# Technical Document Extraction: Prediction Algorithm Performance
## 1. Document Metadata
* **Title:** Prediction Algorithm Performance
* **Image Type:** 2D Scatter Plot with Classification Boundary
* **Primary Language:** English
* **Coordinate System:** Cartesian ($x_0, x_1$)
## 2. Component Isolation
### A. Header
* **Text:** "Prediction Algorithm Performance"
* **Placement:** Centered at the top of the image.
### B. Main Chart Area (Axes and Data)
* **X-Axis Label ($x_0$):** Located at the bottom center.
* **X-Axis Scale:** Numerical markers at 0, 2, 4, 6, 8, and 10.
* **Y-Axis Label ($x_1$):** Located at the left center, rotated 90 degrees.
* **Y-Axis Scale:** Numerical markers at 0, 2, 4, 6, 8, and 10.
* **Background:** Light gray grid-less field.

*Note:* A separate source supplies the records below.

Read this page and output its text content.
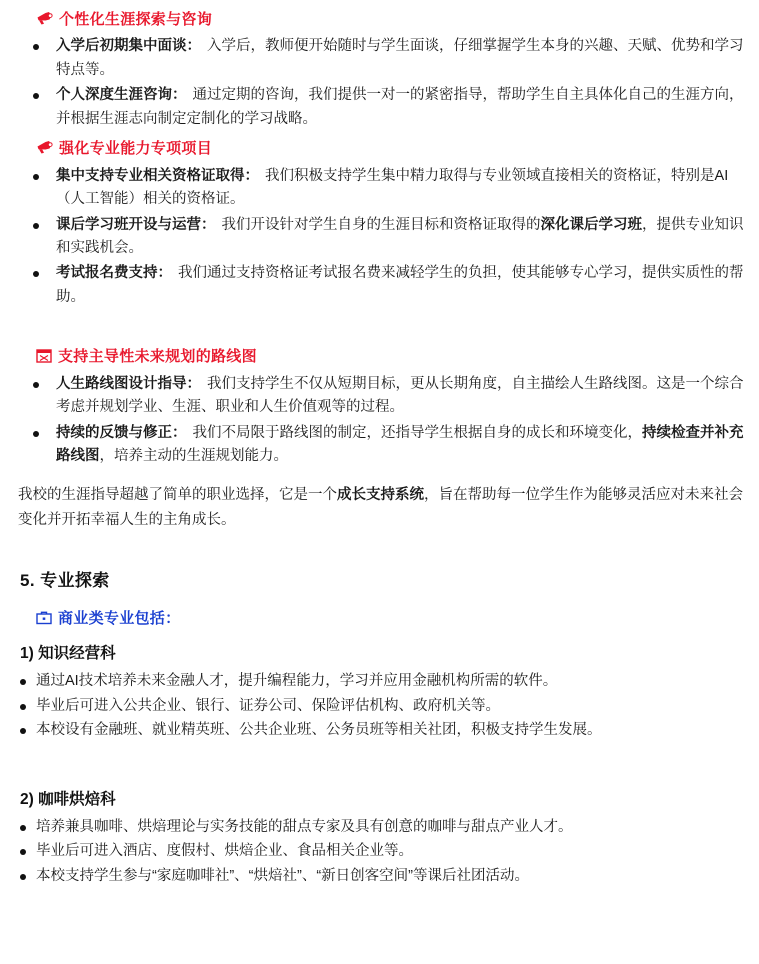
个性化生涯探索与咨询
入学后初期集中面谈： 入学后，教师便开始随时与学生面谈，仔细掌握学生本身的兴趣、天赋、优势和学习特点等。
个人深度生涯咨询： 通过定期的咨询，我们提供一对一的紧密指导，帮助学生自主具体化自己的生涯方向，并根据生涯志向制定定制化的学习战略。
强化专业能力专项项目
集中支持专业相关资格证取得： 我们积极支持学生集中精力取得与专业领域直接相关的资格证，特别是AI（人工智能）相关的资格证。
课后学习班开设与运营： 我们开设针对学生自身的生涯目标和资格证取得的深化课后学习班，提供专业知识和实践机会。
考试报名费支持： 我们通过支持资格证考试报名费来减轻学生的负担，使其能够专心学习，提供实质性的帮助。
支持主导性未来规划的路线图
人生路线图设计指导： 我们支持学生不仅从短期目标，更从长期角度，自主描绘人生路线图。这是一个综合考虑并规划学业、生涯、职业和人生价值观等的过程。
持续的反馈与修正： 我们不局限于路线图的制定，还指导学生根据自身的成长和环境变化，持续检查并补充路线图，培养主动的生涯规划能力。

我校的生涯指导超越了简单的职业选择，它是一个成长支持系统，旨在帮助每一位学生作为能够灵活应对未来社会变化并开拓幸福人生的主角成长。

5. 专业探索
商业类专业包括：
1) 知识经营科
通过AI技术培养未来金融人才，提升编程能力，学习并应用金融机构所需的软件。
毕业后可进入公共企业、银行、证券公司、保险评估机构、政府机关等。
本校设有金融班、就业精英班、公共企业班、公务员班等相关社团，积极支持学生发展。
2) 咖啡烘焙科
培养兼具咖啡、烘焙理论与实务技能的甜点专家及具有创意的咖啡与甜点产业人才。
毕业后可进入酒店、度假村、烘焙企业、食品相关企业等。
本校支持学生参与“家庭咖啡社”、“烘焙社”、“新日创客空间”等课后社团活动。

### C. Data Series and Classification
The plot contains approximately 150-170 individual data points categorized by color and spatial location.

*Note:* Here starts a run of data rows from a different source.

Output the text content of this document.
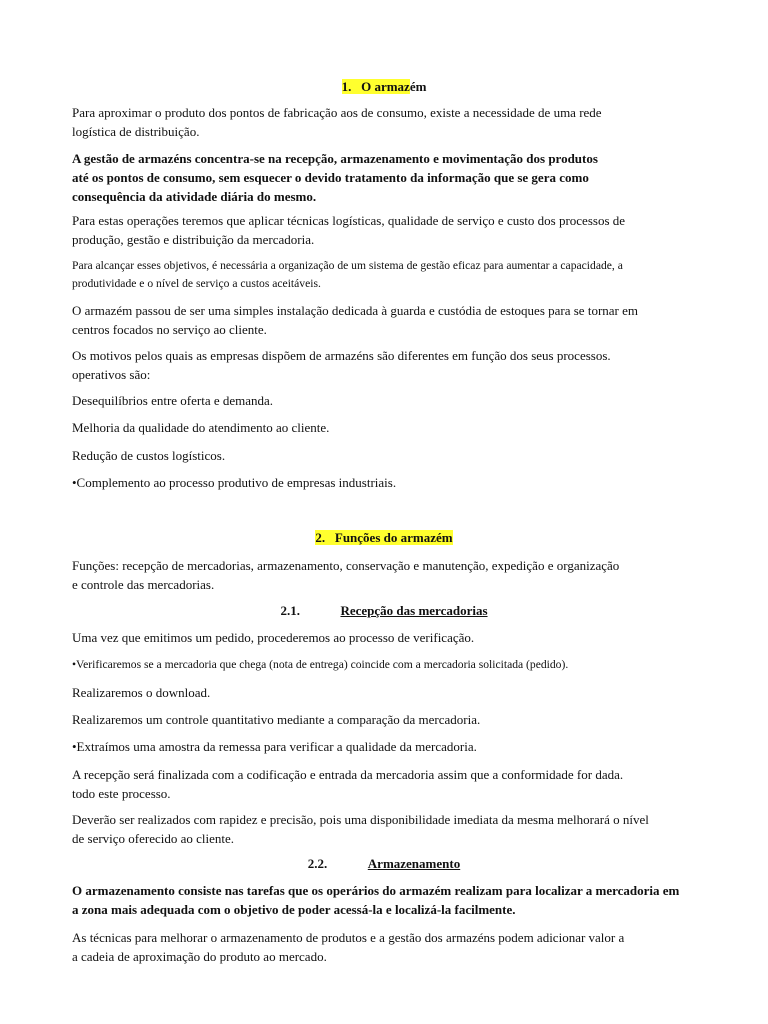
1. O armazém

Para aproximar o produto dos pontos de fabricação aos de consumo, existe a necessidade de uma rede
logística de distribuição.

A gestão de armazéns concentra-se na recepção, armazenamento e movimentação dos produtos
até os pontos de consumo, sem esquecer o devido tratamento da informação que se gera como
consequência da atividade diária do mesmo.

Para estas operações teremos que aplicar técnicas logísticas, qualidade de serviço e custo dos processos de
produção, gestão e distribuição da mercadoria.

Para alcançar esses objetivos, é necessária a organização de um sistema de gestão eficaz para aumentar a capacidade, a
produtividade e o nível de serviço a custos aceitáveis.

O armazém passou de ser uma simples instalação dedicada à guarda e custódia de estoques para se tornar em
centros focados no serviço ao cliente.

Os motivos pelos quais as empresas dispõem de armazéns são diferentes em função dos seus processos.
operativos são:

Desequilíbrios entre oferta e demanda.

Melhoria da qualidade do atendimento ao cliente.

Redução de custos logísticos.

•Complemento ao processo produtivo de empresas industriais.

2. Funções do armazém

Funções: recepção de mercadorias, armazenamento, conservação e manutenção, expedição e organização
e controle das mercadorias.

2.1.	Recepção das mercadorias

Uma vez que emitimos um pedido, procederemos ao processo de verificação.

•Verificaremos se a mercadoria que chega (nota de entrega) coincide com a mercadoria solicitada (pedido).

Realizaremos o download.

Realizaremos um controle quantitativo mediante a comparação da mercadoria.

•Extraímos uma amostra da remessa para verificar a qualidade da mercadoria.

A recepção será finalizada com a codificação e entrada da mercadoria assim que a conformidade for dada.
todo este processo.

Deverão ser realizados com rapidez e precisão, pois uma disponibilidade imediata da mesma melhorará o nível
de serviço oferecido ao cliente.

2.2.	Armazenamento

O armazenamento consiste nas tarefas que os operários do armazém realizam para localizar a mercadoria em
a zona mais adequada com o objetivo de poder acessá-la e localizá-la facilmente.

As técnicas para melhorar o armazenamento de produtos e a gestão dos armazéns podem adicionar valor a
a cadeia de aproximação do produto ao mercado.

* **Series 1: Green Circles (Negative/Background Class)**
* **Visual Trend:** These points are distributed across the entire $10 \times 10$ plane, except for a specific rectangular region in the mid-right quadrant.
* **Spatial Distribution:** High density in the ranges $x_0 \in [0, 5]$ and $x_0 \in [9, 10]$, and $x_1 \in [0, 3]$ and $x_1 \in [8, 10]$.
* **Outliers/Anomalies:** There is one green point located inside the dashed boundary at approximately $[x_0 \approx 7, x_1 \approx 0.8]$ and another near $[x_0 \approx 3, x_1 \approx 7]$.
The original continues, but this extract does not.